The draft analysis, obtained by The New York Times, shows that the PATH system's four tunnels are structurally fragile enough that the damage from a bomb small enough to be carried onto a train could allow 1.2 million gallons of water per minute to gush into a tunnel and flood the system.
About 230,000 people use the PATH system each weekday.
The analysis is characterized as preliminary and continuing. It was based on work by Lawrence Livermore National Laboratory in California and the Rensselaer Polytechnic Institute in Troy. The Times obtained it from a government official it did not identify. According to the paper, the official felt there had been a lack of response to the analysis, which the official said the Port Authority got about three weeks ago.

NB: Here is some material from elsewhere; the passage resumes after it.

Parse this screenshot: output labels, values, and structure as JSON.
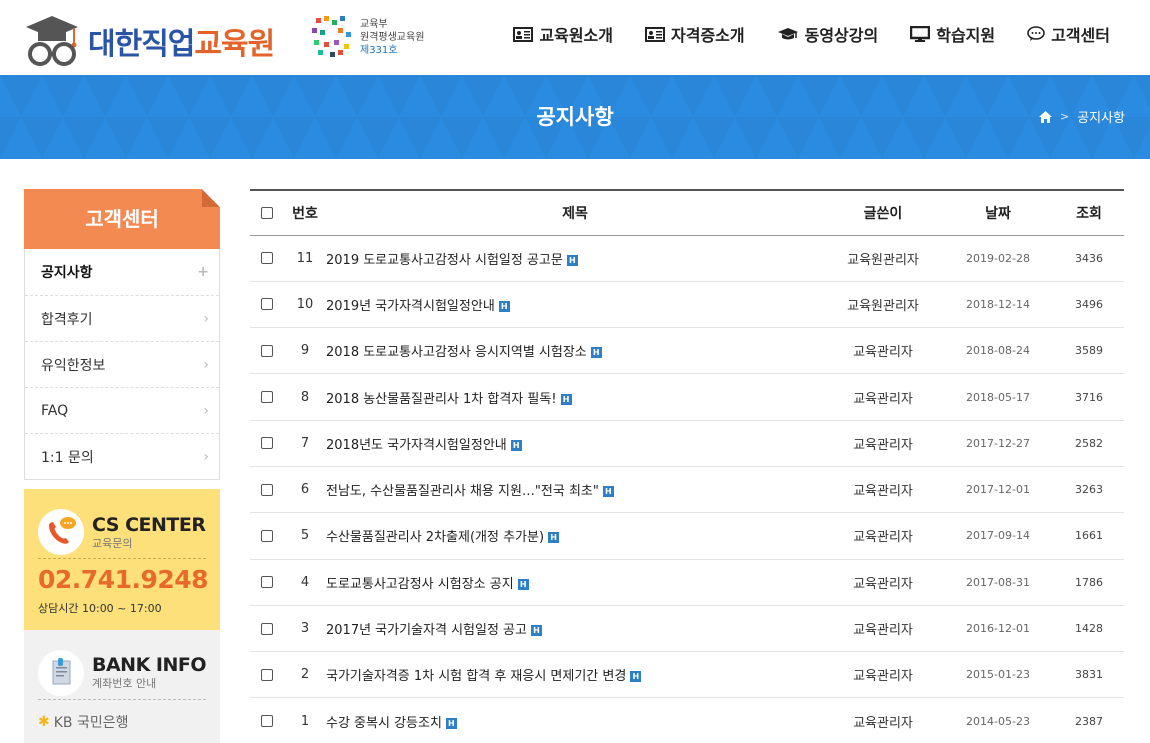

A spokesman for the Port Authority of New York and New Jersey, which runs the PATH system, defended the system's safety.
"If we believed in any way that passengers were in danger, we'd close the system," spokesman Marc La Vorgna said. "That would happen immediately."
He said Port Authority police recently increased patrols and bag searches in the PATH system, and the agency's board voted last week to spend $180 million to boost security on the rail line.
Aides to New Jersey Gov. Jon S. Corzine and New York Gov. George Pataki would not say whether the governors had seen the new analysis. A spokesman for New York City Mayor Michael Bloomberg declined to comment.
A spokesman for the federal Department of Homeland Security said he was unable to determine whether that agency had been notified, the Times reported.
Concerns have long been raised about potential terrorist attacks on tunnels connecting to New York City. In July, authorities said they had thwarted a suicide-bomb plot involving the PATH tunnels.
The new analysis was based on both computer models and physical tests on cast iron from the tunnels, the Times reported. It describes several steps to lessen the effect of any explosions, including installing floodgates and fortifying critical parts of the tunnels, according to The Times.